In January, we reported that the Supreme Court had resolved a split among the Circuit Courts of Appeals regarding property seized from a debtor pre-petition, holding that “merely retaining possession of estate property does not violate the automatic stay.” The underlying dispute in Fulton arose when individual debtors demanded that the City of Chicago return cars that were impounded for non-payment of various municipal parking and traffic violations immediately upon the filing of their bankruptcy petition, while the City maintained that debtors must seek turnover through an adversary proceeding.
The majority of lower courts to consider the issue, including the Seventh Circuit, had held that creditors could not wait for the debtor to file a motion for turnover under Section 542, and that the failure to return the seized property promptly upon a bankruptcy filing violated Section 362(a)(3) of the Bankruptcy Code. The Supreme Court’s decision in January, that the retention of seized property pending a turnover motion does not violate the automatic stay, appeared to settle the question.
But not so fast. Last week, a three-judge panel of the United States Court of Appeals for the Seventh Circuit, on remand from the Supreme Court, determined that further proceedings in the Bankruptcy Court are required to determine whether the City’s retention of the impounded vehicles violated Sections 362(a)(4) or (a)(6) of the Bankruptcy Code, notwithstanding that the Supreme Court’s decision in January forecloses a finding that the City had violated Section 362(a)(3). The Court relied heavily on Justice Sotomayor’s concurrence in Fulton:
With respect to applicability of § 362(a)(4) and (a)(6), the Supreme Court declined to “settle the meaning of other subsections of § 362(a).” In her concurrence, Justice Sotomayor agreed with the majority that the City had not violated § 362(a)(3) but “wrote separately to emphasize that the Court had not decided whether and when § 362(a)’s other provisions may require a creditor to return a debtor’s property. Nor had the Court addressed how bankruptcy courts should go about enforcing creditors’ separate obligation to ‘deliver’ estate property to the trustee or debtor under 11 U.S.C. § 542(a).” Consistent with the majority opinion, this logic does not foreclose an adverse finding against the City, on other grounds. As the concurrence notes, “the City's conduct may very well violate one or both of these other provisions.”

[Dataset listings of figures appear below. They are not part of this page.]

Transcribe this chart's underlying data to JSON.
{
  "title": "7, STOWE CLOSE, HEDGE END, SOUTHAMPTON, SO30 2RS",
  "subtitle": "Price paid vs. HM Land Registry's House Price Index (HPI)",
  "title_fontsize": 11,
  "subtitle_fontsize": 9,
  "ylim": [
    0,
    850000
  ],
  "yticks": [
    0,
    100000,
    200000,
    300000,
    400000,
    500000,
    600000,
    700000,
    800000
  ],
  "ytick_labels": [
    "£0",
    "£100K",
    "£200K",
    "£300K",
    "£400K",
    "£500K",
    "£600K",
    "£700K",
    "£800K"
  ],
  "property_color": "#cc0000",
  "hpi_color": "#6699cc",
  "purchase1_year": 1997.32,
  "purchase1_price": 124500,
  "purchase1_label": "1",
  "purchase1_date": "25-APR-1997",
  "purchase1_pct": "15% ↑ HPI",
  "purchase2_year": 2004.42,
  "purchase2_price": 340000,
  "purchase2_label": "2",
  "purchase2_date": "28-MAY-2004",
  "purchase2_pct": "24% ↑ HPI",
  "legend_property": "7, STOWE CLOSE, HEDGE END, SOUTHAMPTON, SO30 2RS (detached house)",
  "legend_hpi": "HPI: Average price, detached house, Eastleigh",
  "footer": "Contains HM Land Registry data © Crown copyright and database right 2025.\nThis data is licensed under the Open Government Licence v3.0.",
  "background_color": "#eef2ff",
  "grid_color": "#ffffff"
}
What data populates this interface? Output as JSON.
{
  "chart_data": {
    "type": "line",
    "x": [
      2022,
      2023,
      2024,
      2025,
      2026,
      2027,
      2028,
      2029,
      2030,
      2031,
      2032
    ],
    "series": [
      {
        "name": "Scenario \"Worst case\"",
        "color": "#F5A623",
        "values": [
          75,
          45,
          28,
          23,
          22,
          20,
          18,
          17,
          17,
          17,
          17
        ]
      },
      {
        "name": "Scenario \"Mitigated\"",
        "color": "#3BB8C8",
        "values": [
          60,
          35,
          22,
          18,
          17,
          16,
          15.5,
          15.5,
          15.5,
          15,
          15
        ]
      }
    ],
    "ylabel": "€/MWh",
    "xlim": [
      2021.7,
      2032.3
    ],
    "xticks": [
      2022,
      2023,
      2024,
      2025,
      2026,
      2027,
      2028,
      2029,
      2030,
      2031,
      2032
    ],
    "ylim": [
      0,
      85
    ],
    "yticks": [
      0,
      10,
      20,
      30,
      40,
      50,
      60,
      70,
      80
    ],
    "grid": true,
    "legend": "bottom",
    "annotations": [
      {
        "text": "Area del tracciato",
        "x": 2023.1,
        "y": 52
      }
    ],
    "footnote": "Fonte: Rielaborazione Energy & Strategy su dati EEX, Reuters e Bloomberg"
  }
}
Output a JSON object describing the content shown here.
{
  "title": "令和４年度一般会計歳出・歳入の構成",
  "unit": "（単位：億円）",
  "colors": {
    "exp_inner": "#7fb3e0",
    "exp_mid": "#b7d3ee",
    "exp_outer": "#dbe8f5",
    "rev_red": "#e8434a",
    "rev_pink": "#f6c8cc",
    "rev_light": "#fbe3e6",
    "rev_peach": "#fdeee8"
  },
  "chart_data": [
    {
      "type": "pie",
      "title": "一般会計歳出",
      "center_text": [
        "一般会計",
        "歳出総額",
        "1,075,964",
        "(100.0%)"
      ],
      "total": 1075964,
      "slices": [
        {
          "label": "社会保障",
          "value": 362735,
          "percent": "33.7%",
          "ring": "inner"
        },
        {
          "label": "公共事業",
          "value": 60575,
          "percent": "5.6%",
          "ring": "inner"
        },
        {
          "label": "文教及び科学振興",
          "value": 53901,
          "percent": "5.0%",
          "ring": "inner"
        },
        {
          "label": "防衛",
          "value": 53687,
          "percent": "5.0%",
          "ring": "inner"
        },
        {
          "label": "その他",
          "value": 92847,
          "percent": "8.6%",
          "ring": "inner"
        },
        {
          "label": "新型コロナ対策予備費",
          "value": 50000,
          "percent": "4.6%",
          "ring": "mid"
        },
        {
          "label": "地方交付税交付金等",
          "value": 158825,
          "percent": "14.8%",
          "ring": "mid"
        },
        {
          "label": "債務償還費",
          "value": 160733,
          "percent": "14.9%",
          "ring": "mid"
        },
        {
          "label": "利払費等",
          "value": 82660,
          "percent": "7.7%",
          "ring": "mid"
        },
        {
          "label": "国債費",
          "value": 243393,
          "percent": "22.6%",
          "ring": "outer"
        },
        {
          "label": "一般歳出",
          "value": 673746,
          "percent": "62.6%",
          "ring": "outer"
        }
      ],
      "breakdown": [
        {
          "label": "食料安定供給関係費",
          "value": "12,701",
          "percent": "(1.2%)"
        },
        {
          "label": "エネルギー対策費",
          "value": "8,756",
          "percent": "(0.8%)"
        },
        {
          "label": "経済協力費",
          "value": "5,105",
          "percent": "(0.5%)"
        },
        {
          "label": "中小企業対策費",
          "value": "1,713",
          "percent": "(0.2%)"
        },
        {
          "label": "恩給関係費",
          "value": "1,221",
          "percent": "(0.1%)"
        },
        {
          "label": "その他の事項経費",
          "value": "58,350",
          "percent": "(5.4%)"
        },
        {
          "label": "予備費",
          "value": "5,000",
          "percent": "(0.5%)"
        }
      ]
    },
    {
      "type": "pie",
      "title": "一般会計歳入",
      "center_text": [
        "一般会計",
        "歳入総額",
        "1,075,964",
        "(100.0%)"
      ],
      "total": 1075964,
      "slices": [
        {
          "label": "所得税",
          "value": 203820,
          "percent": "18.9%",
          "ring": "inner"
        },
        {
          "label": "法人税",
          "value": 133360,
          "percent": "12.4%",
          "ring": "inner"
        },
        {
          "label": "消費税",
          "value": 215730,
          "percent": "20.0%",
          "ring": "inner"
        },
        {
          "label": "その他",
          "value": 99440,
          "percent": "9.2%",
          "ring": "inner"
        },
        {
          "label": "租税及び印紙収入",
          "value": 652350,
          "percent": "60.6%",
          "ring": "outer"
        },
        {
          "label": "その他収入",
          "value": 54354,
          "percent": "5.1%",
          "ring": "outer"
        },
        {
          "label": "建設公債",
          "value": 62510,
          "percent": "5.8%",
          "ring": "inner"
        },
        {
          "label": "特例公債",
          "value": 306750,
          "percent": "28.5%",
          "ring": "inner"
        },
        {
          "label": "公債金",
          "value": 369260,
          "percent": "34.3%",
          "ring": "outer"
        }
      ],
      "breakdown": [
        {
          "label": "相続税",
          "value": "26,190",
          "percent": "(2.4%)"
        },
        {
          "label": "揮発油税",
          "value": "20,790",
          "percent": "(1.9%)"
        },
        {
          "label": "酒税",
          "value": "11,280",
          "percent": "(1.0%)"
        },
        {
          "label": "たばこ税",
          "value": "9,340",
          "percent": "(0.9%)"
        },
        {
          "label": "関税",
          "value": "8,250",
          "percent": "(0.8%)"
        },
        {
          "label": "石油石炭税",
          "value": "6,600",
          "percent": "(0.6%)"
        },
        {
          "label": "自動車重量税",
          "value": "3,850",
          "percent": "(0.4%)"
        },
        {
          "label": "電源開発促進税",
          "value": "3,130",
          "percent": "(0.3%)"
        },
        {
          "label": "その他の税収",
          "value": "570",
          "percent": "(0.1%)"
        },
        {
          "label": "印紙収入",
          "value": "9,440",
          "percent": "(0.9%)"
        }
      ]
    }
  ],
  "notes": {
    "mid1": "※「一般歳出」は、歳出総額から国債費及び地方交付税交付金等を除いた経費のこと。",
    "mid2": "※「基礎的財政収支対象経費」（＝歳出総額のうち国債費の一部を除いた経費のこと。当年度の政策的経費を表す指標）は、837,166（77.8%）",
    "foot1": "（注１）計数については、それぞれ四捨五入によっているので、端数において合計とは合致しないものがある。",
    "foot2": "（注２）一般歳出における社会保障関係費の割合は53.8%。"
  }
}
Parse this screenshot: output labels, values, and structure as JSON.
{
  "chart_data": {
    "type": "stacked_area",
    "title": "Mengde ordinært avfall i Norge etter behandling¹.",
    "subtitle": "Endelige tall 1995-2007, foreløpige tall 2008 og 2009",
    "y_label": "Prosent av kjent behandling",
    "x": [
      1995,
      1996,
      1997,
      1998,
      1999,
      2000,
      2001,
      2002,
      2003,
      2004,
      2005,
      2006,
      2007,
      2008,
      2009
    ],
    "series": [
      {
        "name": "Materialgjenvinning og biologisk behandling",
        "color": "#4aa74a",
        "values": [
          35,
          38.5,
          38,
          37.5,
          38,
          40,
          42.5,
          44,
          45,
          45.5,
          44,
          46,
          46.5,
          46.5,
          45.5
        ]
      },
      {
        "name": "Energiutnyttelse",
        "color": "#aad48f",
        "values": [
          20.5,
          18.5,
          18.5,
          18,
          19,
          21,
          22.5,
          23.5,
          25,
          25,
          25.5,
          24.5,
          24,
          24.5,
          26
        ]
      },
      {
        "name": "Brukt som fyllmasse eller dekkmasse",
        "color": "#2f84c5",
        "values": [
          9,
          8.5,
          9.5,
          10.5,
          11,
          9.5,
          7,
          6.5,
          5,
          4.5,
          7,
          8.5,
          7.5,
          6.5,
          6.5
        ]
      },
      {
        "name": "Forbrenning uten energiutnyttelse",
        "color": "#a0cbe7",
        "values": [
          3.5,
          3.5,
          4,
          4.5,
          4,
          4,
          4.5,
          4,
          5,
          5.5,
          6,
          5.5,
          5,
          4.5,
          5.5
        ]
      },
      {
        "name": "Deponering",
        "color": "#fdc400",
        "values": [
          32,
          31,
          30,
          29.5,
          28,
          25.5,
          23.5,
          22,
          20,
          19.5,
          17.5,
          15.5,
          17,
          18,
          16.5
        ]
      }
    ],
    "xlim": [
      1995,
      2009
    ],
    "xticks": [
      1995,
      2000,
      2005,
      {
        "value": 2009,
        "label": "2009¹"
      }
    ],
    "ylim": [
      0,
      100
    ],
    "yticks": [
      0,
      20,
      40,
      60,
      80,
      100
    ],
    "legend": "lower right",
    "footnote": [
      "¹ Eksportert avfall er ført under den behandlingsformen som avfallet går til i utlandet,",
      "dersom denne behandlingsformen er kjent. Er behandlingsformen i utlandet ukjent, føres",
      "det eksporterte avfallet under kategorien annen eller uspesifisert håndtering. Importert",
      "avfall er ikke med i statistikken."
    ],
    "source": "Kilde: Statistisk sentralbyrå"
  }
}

The logic of the Supreme Court’s holding in Fulton – that the “acts” prohibited by Section 362(a)(3) are “affirmative acts,” and that reading an affirmative duty to return seized property into that section would render the commands of Section 542 superfluous – would appear to apply with equal force to Sections 362(a)(4) and (a)(6). Accordingly, notwithstanding the compelling policy concerns articulated in Justice Sotomayor’s concurrence, we are not optimistic that debtors will find relief on this issue under any other subsection of the Bankruptcy Code. The problem requires a legislative solution.
 City of Chi. v. Fulton, __ U.S. __, 141 S. Ct. 585, 589 (2021).
 Section 362(a)(3) prohibits “(3) any act to obtain possession of property of the estate or of property from the estate or to exercise control over property of the estate,” while subsections (4) and (6) prohibit “any act to create, perfect, or enforce any lien against property of the estate,” and “any act to collect, assess, or recover a claim against the debtor that arose before the commencement of the case under this title,” respectively.
 In re Fulton, 2021 U.S. App. LEXIS 10322, at *6 (7th Cir. Apr. 12, 2021) (internal citations omitted). Justice Sotomayor’s concurrence in Fulton also focused on the practical problems of requiring a turnover action, which requires an adversary proceeding that may take a considerable amount of time to resolve, for debtors who need their cars to get to work and earn a living. Fulton, 141 S. Ct. at 592 (Sotomayor, J., concurring).